Unsupervised domain adaptation (UDA) aims at adapting the model trained on a labeled source-domain dataset to an unlabeled target-domain dataset. The task of UDA on open-set person reidentification (re-ID) is even more challenging as the identities (classes) do not have overlap between the two domains. One major research direction was based on domain translation, which, however, has fallen out of favor in recent years due to inferior performance compared with pseudo-label-based methods. We argue that domain translation has great potential on exploiting valuable source-domain data but the existing methods did not provide proper regularization on the translation process. Specifically, previous methods only focus on maintaining the identities of the translated images while ignoring the intersample relations during translation. To tackle the challenges, we propose an end-to-end structured domain adaptation framework with an online relation-consistency regularization term. During training, the person feature encoder is optimized to model intersample relations on-the-fly for supervising relation-consistency domain translation, which in turn improves the encoder with informative translated images. The encoder can be further improved with pseudo labels, where the source-to-target translated images with ground-truth identities and target-domain images with pseudo identities are jointly used for training. In the experiments, our proposed framework is shown to achieve state-of-the-art performance on multiple UDA tasks of person re-ID. With the synthetic→real translated images from our structured domain-translation network, we achieved second place in the Visual Domain Adaptation Challenge (VisDA) in 2020.

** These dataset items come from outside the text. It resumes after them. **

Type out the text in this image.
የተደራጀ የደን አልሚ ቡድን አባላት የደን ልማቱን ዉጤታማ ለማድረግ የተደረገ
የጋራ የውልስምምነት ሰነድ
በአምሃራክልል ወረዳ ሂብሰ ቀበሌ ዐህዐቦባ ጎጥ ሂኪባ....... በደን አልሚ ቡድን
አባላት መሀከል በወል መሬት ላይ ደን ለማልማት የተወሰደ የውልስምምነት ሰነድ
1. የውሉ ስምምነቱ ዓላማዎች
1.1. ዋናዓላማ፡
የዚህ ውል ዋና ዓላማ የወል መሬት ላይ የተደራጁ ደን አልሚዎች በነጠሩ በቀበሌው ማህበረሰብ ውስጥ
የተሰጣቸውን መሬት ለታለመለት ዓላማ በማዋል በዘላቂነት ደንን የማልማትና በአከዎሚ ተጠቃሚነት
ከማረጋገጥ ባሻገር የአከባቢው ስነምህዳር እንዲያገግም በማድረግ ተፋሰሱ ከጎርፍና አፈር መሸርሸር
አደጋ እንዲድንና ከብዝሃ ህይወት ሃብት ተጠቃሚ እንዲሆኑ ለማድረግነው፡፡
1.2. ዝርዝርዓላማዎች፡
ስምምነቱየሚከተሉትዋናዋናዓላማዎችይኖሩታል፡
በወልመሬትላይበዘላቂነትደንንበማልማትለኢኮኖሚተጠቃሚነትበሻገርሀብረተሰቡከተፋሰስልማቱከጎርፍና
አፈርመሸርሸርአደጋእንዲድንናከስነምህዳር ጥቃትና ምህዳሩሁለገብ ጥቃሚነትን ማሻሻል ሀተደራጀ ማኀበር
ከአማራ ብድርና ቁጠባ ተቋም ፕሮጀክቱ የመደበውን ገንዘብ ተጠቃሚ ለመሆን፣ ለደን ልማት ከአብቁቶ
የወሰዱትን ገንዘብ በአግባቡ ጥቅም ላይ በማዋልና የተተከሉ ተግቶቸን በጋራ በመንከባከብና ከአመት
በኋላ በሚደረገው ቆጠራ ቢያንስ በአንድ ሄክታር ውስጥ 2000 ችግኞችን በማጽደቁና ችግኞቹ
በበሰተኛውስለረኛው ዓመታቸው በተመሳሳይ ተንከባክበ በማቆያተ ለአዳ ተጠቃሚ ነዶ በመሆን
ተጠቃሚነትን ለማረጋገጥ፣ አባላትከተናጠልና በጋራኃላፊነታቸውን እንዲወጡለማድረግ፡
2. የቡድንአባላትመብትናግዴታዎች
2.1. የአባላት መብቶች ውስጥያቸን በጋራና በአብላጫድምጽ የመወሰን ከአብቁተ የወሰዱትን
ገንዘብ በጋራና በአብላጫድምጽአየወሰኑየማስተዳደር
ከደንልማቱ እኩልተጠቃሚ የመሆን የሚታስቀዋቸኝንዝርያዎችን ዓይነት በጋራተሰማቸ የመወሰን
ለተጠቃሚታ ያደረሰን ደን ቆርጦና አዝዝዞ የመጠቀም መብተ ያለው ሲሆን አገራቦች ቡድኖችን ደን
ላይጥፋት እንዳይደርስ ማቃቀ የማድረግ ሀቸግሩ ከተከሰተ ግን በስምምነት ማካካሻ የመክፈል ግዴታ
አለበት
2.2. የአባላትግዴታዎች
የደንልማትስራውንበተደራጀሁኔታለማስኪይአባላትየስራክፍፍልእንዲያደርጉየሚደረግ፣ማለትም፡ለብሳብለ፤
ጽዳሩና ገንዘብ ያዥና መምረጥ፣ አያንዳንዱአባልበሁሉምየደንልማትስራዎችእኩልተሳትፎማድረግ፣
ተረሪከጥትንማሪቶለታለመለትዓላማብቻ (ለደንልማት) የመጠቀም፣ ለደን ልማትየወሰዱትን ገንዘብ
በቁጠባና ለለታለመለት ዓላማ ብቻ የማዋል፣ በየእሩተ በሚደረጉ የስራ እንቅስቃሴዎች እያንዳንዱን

无监督域适应(UDA)旨在将在有标签的源域数据集上训练的模型应用于无标签的目标域数据集。在开放集行人重识别(re-ID)上的UDA任务更具挑战性,因为两个域之间的身份(类别)没有重叠。一个主要的研究方向是基于域翻译,然而,由于与基于伪标签的方法相比性能较差,近年来它已不受青睐。我们认为域翻译在利用有价值的源域数据方面具有巨大潜力,但现有方法在翻译过程中没有提供适当的正则化。具体来说,以前的方法只关注保持翻译后图像的身份,而忽略了翻译过程中的样本间关系。为了应对这些挑战,我们提出了一个带有在线关系一致性正则化项的端到端结构化域适应框架。在训练过程中,对行人特征编码器进行优化,以实时建模样本间关系,用于监督关系一致的域翻译,这反过来又利用信息丰富的翻译后图像改进编码器。编码器可以用伪标签进一步改进,其中带有真实身份的源到目标翻译图像和带有伪身份的目标域图像联合用于训练。在实验中,我们提出的框架在行人重识别的多个UDA任务上表现出了领先的性能。利用我们的结构化域翻译网络生成的合成→真实翻译图像,我们在2020年视觉域适应挑战赛(VisDA)中获得了第二名。